The brake froze on a thrill ride at Knott’s Berry Farm on Wednesday, stranding 20 people some 300 feet in the air for nearly four hours. It was the Southern California amusement park’s second such incident in as many weeks, and the latest in a string of international malfunctions on the Dutch-made ride.
The parent company of Knott’s Berry Farm temporarily shuttered WindSeeker rides at six of its amusement parks in the U.S. and Canada while they probe what went wrong. The move came in the wake of an NBC4 I-Team investigation.
"As a precautionary measure, the Company has chosen to temporarily close its WindSeeker ride at its six park locations while it undergoes an internal review," said a statement to NBC4 from Cedar Fair Entertainment, owner of the amusement parks.
"Safety is our number one priority," the statement read. "And the company will not open a WindSeeker ride until an internal review has been completed."
WindSeekers have malfunctioned five times at four amusement parks in the past year, leaving riders perilously dangling hundreds of feet in the air:
- Crews determined that a frozen brake brought the Knott’s Berry Farm WindSeeker to a halt on Wednesday.
- On Sept. 7, an electrical relay malfunctioned, causing the Knott’s Berry Farm ride to shut down.
- Twenty-five people were stranded in the air for more than two hours when the ride at Carowinds Amusement Park in North Carolina suddenly stopped working in July.
- In June, a problem with the electrical cables on the WindSeeker at Cedar Point in Sandusky, Ohio, caused that ride to breakdown, stranding riders for more than an hour.
- A similar incident in 2011 happened on a WindSeek at Wonderful Park in Ontario, Canada.

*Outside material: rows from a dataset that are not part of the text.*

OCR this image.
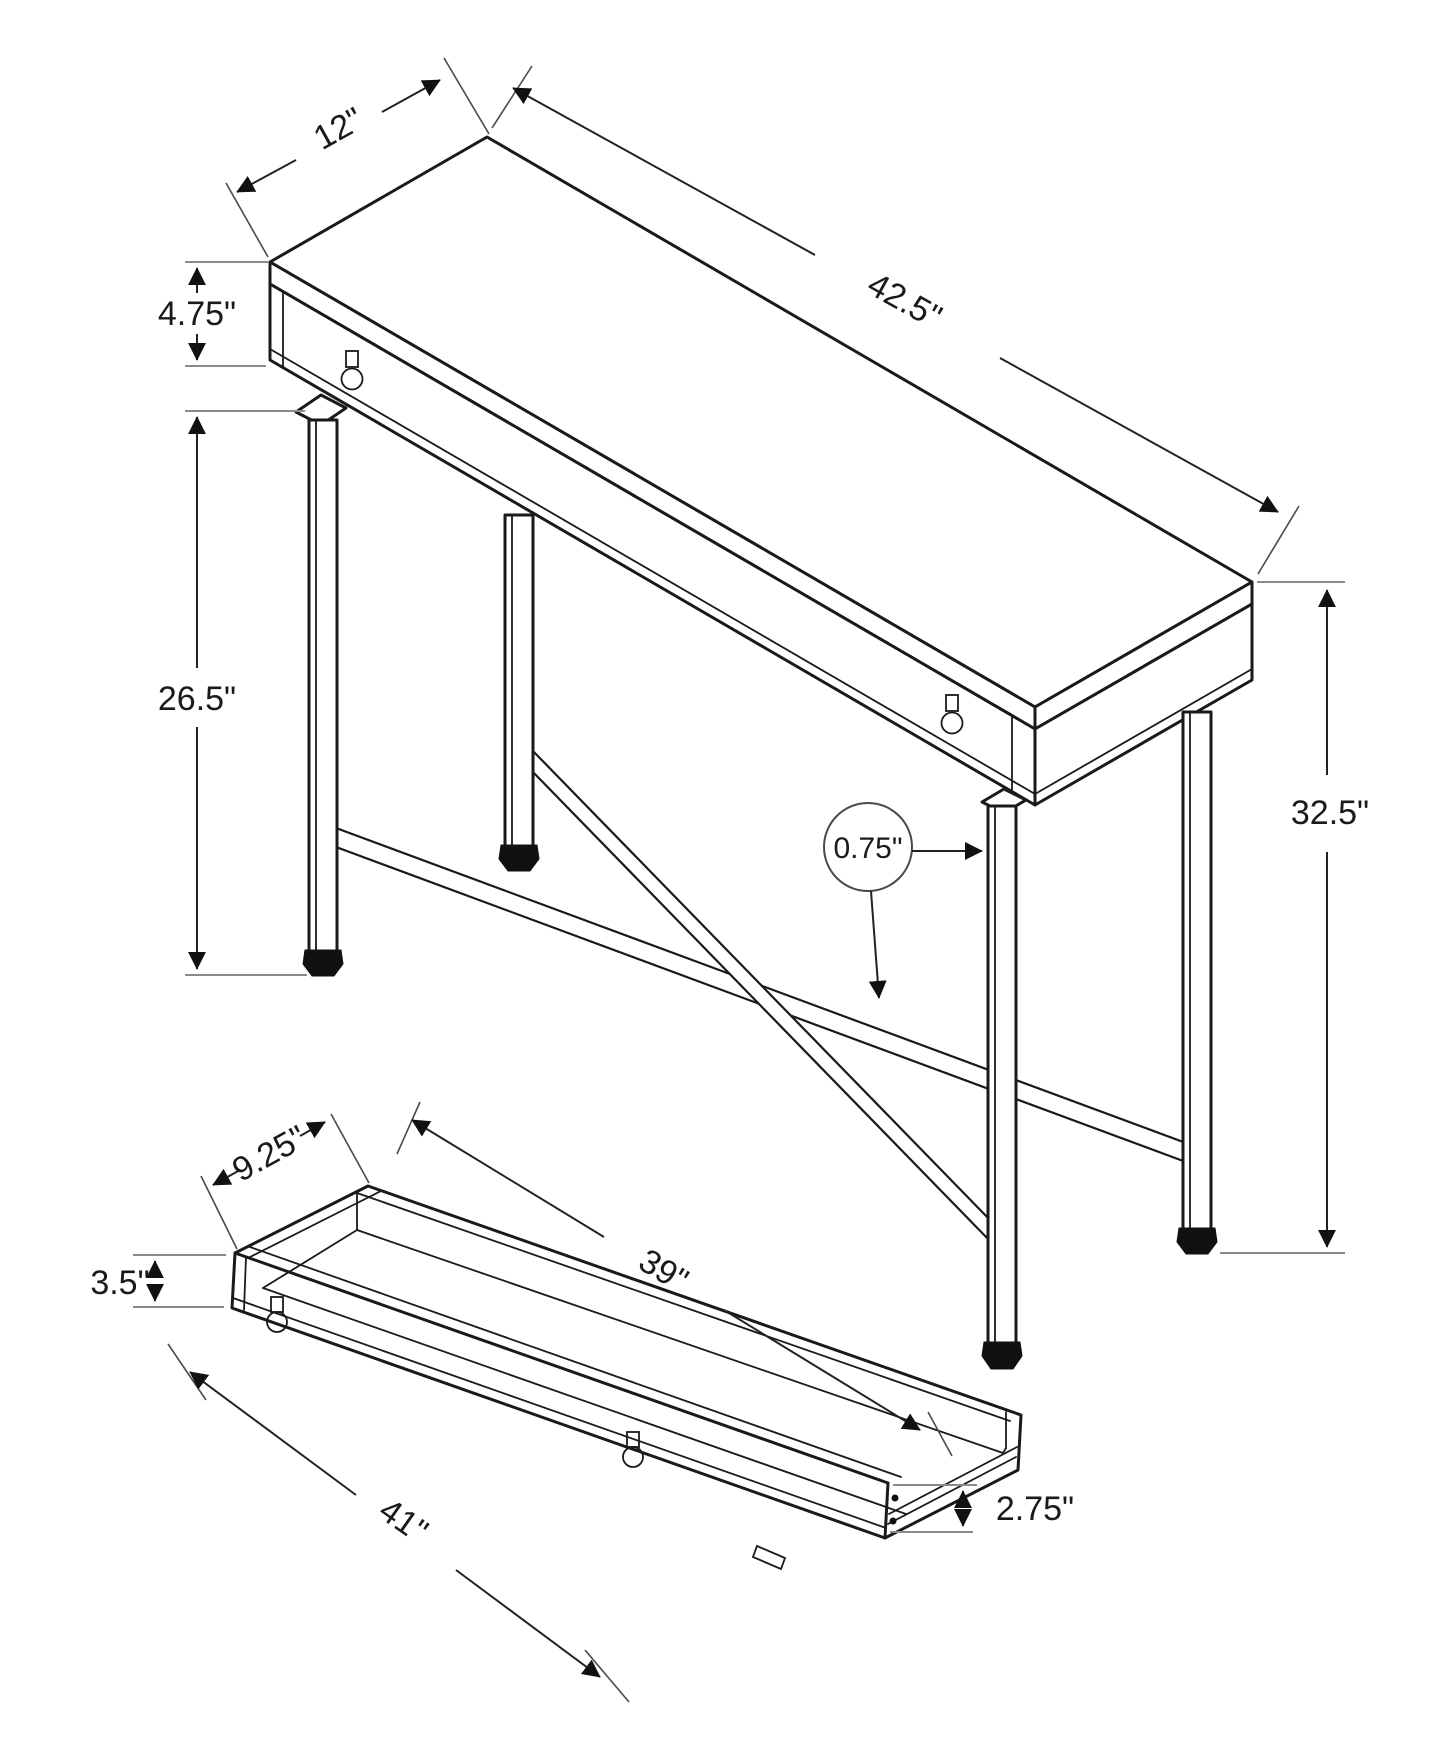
12"
42.5"
4.75"
26.5"
32.5"
0.75"
9.25"
39"
3.5"
41"	2.75"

"It’s not typical. It’s unusual, to see such a repetitiveness of issues with one type of ride," Dean Fryer, of Cal OSHA, told the NBC4 I-Team.

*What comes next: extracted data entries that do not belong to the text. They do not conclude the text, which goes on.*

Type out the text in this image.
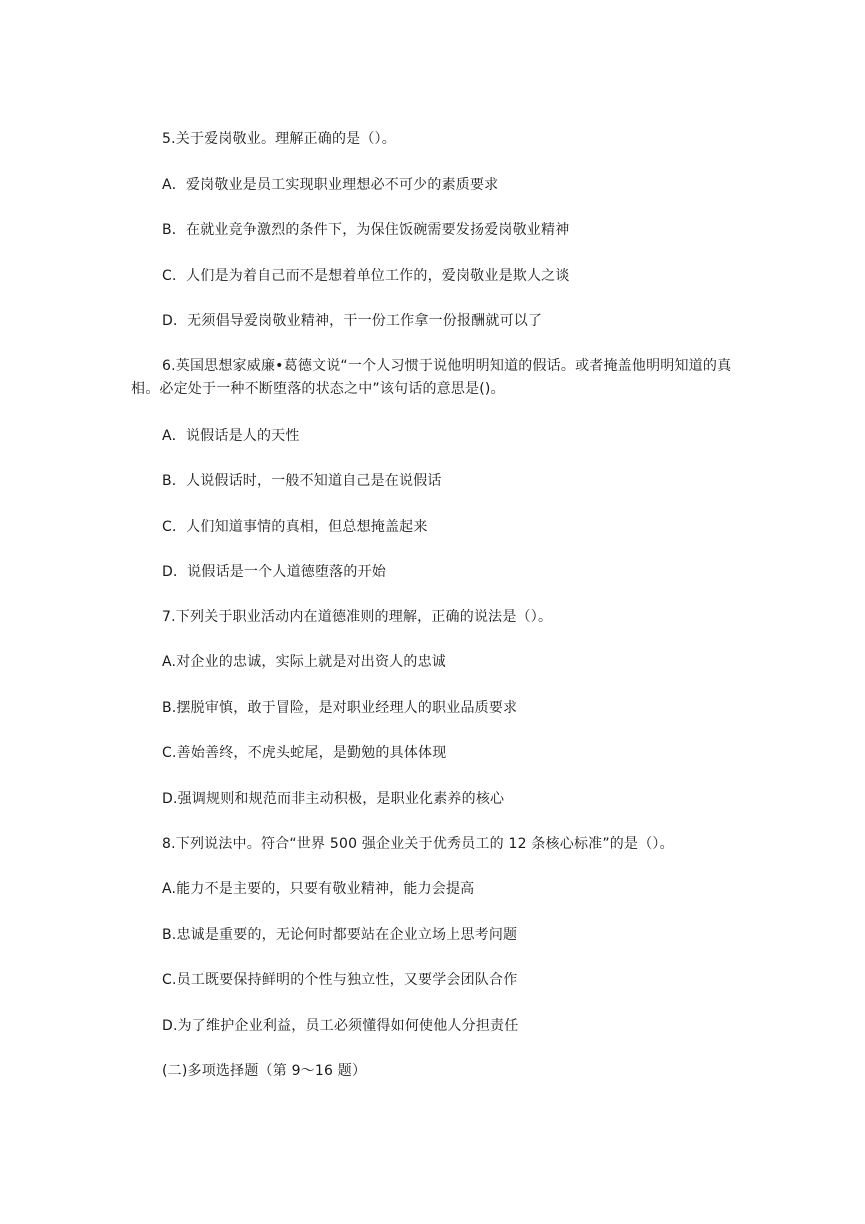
5.关于爱岗敬业。理解正确的是（）。
A．爱岗敬业是员工实现职业理想必不可少的素质要求
B．在就业竞争激烈的条件下，为保住饭碗需要发扬爱岗敬业精神
C．人们是为着自己而不是想着单位工作的，爱岗敬业是欺人之谈
D．无须倡导爱岗敬业精神，干一份工作拿一份报酬就可以了
6.英国思想家威廉•葛德文说“一个人习惯于说他明明知道的假话。或者掩盖他明明知道的真相。必定处于一种不断堕落的状态之中”该句话的意思是()。
A．说假话是人的天性
B．人说假话时，一般不知道自己是在说假话
C．人们知道事情的真相，但总想掩盖起来
D．说假话是一个人道德堕落的开始
7.下列关于职业活动内在道德准则的理解，正确的说法是（）。
A.对企业的忠诚，实际上就是对出资人的忠诚
B.摆脱审慎，敢于冒险，是对职业经理人的职业品质要求
C.善始善终，不虎头蛇尾，是勤勉的具体体现
D.强调规则和规范而非主动积极，是职业化素养的核心
8.下列说法中。符合“世界 500 强企业关于优秀员工的 12 条核心标准”的是（）。
A.能力不是主要的，只要有敬业精神，能力会提高
B.忠诚是重要的，无论何时都要站在企业立场上思考问题
C.员工既要保持鲜明的个性与独立性，又要学会团队合作
D.为了维护企业利益，员工必须懂得如何使他人分担责任
(二)多项选择题（第 9～16 题）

Cal OSHA plans to investigate whether there is a design flaw in the WindSeeker ride, Fryer said.
The WindSeeker has 32 two-person gondolas that go 301 feet up and then swing riders for a minute at a 45-degree angle at eight rotations per minute, according to the theme park's website.
Messages requesting comment from WindSeeker manufacturer, Mondial Rides of the Netherlands, were unanswered by the time of publication.